Cepu  

Mengembalikan Warisan Jipang sebagai Mercusuar Peradaban Islam

Mengembalikan Warisan Jipang sebagai Mercusuar Peradaban Islam

Sejak kapan cap tersebut melekat di desanya, kepala desa akrab disapa Ndaru ini kurang tahu. Yang pasti, tutur dia, pelekatan cap dimaksud sudah berlangsung lama.

“Sejak saya masih kecil,” ujar kepala desa kelahiran 1980 ini saat ditemui Rabu (22/5/2024) lalu.

Menurut dia, cap tersebut tak benar. Masyarakat desanya memang mengamini suatu pengeramatan dan mempercayai entitas serta eksistensi ghaib yang didesuskan di wilayah desa setempat.

“Namun, itu tak lantas membuat kami menjadi merah dan berpisah dengan Islam,” tegasnya.

Berdasarkan keterangan Ndaru, dapat disimpulkan bahwa masyarakat di pusat wilayah Jipang tersebut begitu toleran. Artinya, tetap mengimani Islam. Namun, tak meninggalkan keramatisme Jawa.

Terkait mengapa pusat wilayah Jipang itu dicap sebagai wilayah merah, Ndaru tak tahu pasti. Namun, ada jawaban yang cukup kronologis dan dicatat dalam beberapa literatur sejarah.

Hubungan wilayah Jipang dengan merah, terjadi kala pergerakan nasional meletup di awal abad 19. Masa itu, ada Sarekat Islam (SI) Merah yang kemudian jadi Partai Komunisme Indonesia (PKI).

SI Merah atau PKI yang diorganisir Semaun dari Kota Semarang bermassa intelektualis, buruh, dan tani. Salah satunya, buruh kereta di wilayah Jipang yakni Kota Cepu yang jumlahnya banyak.

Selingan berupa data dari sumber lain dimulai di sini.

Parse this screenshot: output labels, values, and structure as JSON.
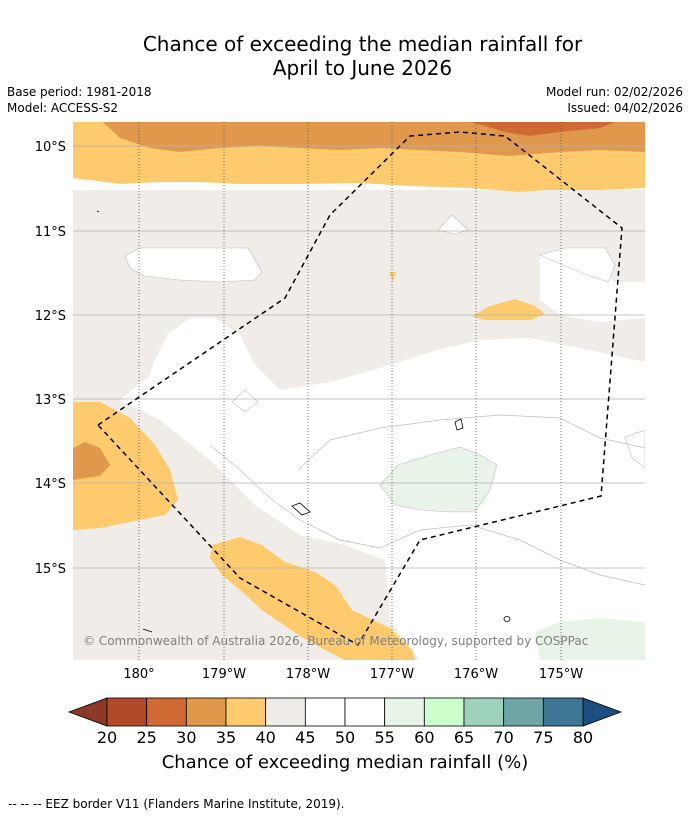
{
  "title": {
    "line1": "Chance of exceeding the median rainfall for",
    "line2": "April to June 2026"
  },
  "header": {
    "base_period": "Base period: 1981-2018",
    "model": "Model: ACCESS-S2",
    "model_run": "Model run: 02/02/2026",
    "issued": "Issued: 04/02/2026"
  },
  "map": {
    "lat_labels": [
      "10°S",
      "11°S",
      "12°S",
      "13°S",
      "14°S",
      "15°S"
    ],
    "lon_labels": [
      "180°",
      "179°W",
      "178°W",
      "177°W",
      "176°W",
      "175°W"
    ],
    "copyright": "© Commonwealth of Australia 2026, Bureau of Meteorology, supported by COSPPac"
  },
  "colorbar": {
    "ticks": [
      "20",
      "25",
      "30",
      "35",
      "40",
      "45",
      "50",
      "55",
      "60",
      "65",
      "70",
      "75",
      "80"
    ],
    "colors": [
      "#b24a2a",
      "#cf6a34",
      "#e0994c",
      "#fdcb6e",
      "#f0ece7",
      "#ffffff",
      "#ffffff",
      "#e8f4e8",
      "#ccffcc",
      "#9ed1bc",
      "#6ea5a7",
      "#3e7796"
    ],
    "low_color": "#8c3a24",
    "high_color": "#1c4f7f",
    "title": "Chance of exceeding median rainfall (%)"
  },
  "footnote": "--  --  -- EEZ border V11 (Flanders Marine Institute, 2019)."
}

Sebab, di Kota Cepu pada masa itu berlangsung operasional stasiun sekaligus depo kereta konvensional. Juga ada operasional kereta khusus untuk aktivitas eksploitasi Kayu Jati.

Singkatnya, Kota Cepu merupakan kantong merah yang diperhitungkan karena massa buruh kereta. Namun, pada aksi PKI 1926, para komunis di Kota Cepu tak ambil peran. Sebab, aksi PKI 1926 itu fokus di Batavia.